Figure 2.

Gal4 binds with nanomolar affinity to Gal4 sites contained before the 30 bp barrier. (A–D) Ensemble FRET measurements of Gal4 binding to nucleosomes with a binding site at the position indicated above the plot. To the full binding site (black), the binding curves for P19, P21 and P23 exhibit two inflection points and are fit to the sum of two binding isotherms, while P26 is fit to a single binding isotherm. To the half site mutants, the FRET decrease begins at significantly higher concentrations and is fit to only one binding isotherm.
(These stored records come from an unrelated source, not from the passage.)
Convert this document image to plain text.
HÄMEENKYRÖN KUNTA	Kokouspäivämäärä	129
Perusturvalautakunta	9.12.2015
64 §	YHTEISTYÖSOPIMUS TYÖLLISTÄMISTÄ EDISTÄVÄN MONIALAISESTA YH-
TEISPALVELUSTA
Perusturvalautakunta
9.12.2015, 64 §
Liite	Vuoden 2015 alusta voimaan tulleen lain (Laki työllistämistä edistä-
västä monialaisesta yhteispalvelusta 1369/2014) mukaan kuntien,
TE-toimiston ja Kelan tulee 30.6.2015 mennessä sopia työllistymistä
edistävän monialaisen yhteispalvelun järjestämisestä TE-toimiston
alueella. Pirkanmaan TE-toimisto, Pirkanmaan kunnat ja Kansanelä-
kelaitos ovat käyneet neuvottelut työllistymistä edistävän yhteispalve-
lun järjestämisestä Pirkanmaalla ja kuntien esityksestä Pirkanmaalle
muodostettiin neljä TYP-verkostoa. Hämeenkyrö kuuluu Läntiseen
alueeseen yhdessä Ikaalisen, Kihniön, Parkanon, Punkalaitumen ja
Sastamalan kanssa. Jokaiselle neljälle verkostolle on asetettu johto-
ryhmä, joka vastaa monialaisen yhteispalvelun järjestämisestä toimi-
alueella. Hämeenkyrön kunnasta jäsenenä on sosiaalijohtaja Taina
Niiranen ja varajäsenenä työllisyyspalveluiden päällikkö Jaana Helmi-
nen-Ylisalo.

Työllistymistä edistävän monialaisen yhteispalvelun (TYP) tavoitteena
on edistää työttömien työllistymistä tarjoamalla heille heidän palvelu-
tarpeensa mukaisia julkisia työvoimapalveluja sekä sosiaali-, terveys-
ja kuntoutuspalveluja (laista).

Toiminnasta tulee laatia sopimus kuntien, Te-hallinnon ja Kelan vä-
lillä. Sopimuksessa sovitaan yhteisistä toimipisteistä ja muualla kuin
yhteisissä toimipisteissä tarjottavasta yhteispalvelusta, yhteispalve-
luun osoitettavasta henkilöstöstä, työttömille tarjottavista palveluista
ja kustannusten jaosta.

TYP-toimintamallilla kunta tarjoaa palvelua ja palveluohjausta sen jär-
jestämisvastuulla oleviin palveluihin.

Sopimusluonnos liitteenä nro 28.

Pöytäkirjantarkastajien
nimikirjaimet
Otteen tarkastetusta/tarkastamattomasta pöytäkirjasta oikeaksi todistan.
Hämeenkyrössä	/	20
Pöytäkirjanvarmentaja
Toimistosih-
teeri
Error bars indicate ±1 SEM. (E) Gal4 binding sites used in this study. In the ‘inner’ (blue) and ‘outer’ (red) DNA sequences, a ‘T’ is swapped into the 3 bp region recognized by the Zn-finger. This DNA mutation weakens the interaction of a Gal4 monomer with DNA. (F) A model describing multiple states of nucleosome unwrapping. State 1 represents Gal4 bound to its specific site within a nucleosome. This specific binding facilitates additional Gal4 binding and, subsequently, further nucleosome unwrapping. (G) Summary of S_1/2 values from all fits. Error bars indicate ±1 standard error of the mean (SEM).